Der kommt nämlich gerade aus der Backstube nach vorne und sieht mich mit verschränkten Armen an. Seine Kleidung ist funktional, aber dennoch aus edlen Stoffen, die leicht im Schein des goldenen Lichts schimmern.

„Ich kann das schon selbst bezahlen, mein Herr!", meint Carlotta unbeeindruckt.

„Weib, mit dir rede ich nicht, also schweig", sagt der Bäckermeister klar und deutlich.

„Was ist denn das für ein Ton? Ich wünsche Mürbeteig Kekse zu erstehen und zu bezahlen, wo ist das Problem?", fragt Carlotta und holt aus einem Beutel an ihrer Hüfte die passende Anzahl Taler hervor, die auf dem kleinen Kärtchen vor den Keksen notiert ist.

Die Verkäuferin nimmt das Zahlmittel skeptisch entgegen und sieht sich jeden Taler misstrauisch an. Dann erkennt sie aber auch, dass das keine gefälschten Münzen sind.

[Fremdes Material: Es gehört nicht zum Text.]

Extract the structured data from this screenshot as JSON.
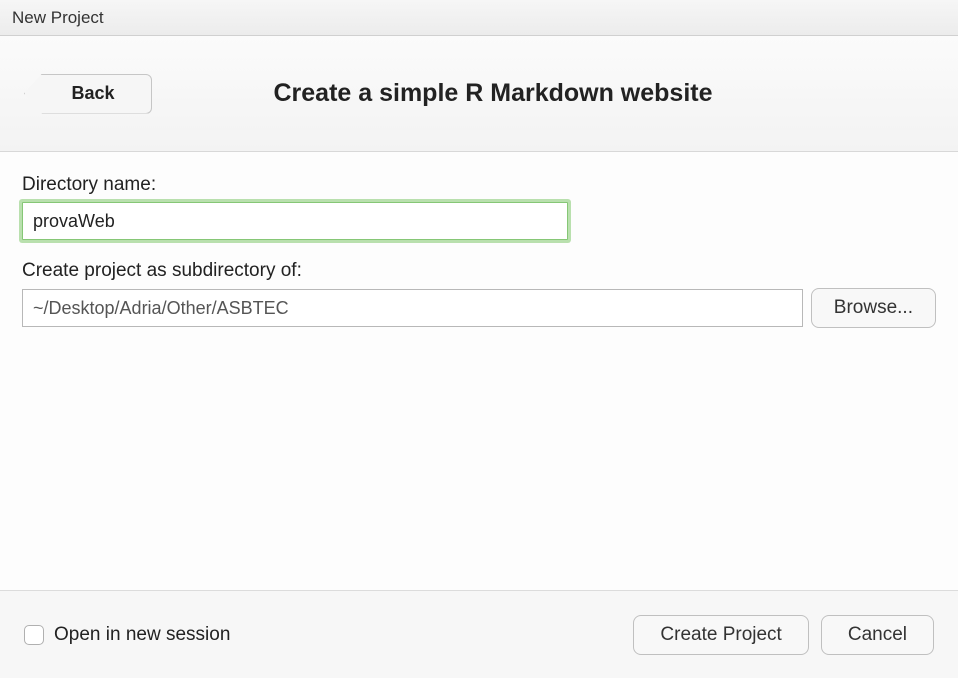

Mich wundert, dass die Carlottas Stimme nicht erkennen, aber vermutlich spricht auch immer nur Leopold, wenn die hier sind.

Schließlich bekommen wir nun aber ein ganz anderes Problem.

„Schluss mit lustig. Von wem habt ihr den Münzbeutel geklaut?", will der Bäckermeister nun wissen, dabei sieht er mich betont an und würdigt Carlotta keines Blickes.

Er hält mich für einen bürgerlichen Langfinger.

„Das ist nicht geklaut!", beschwert Carlotta sich.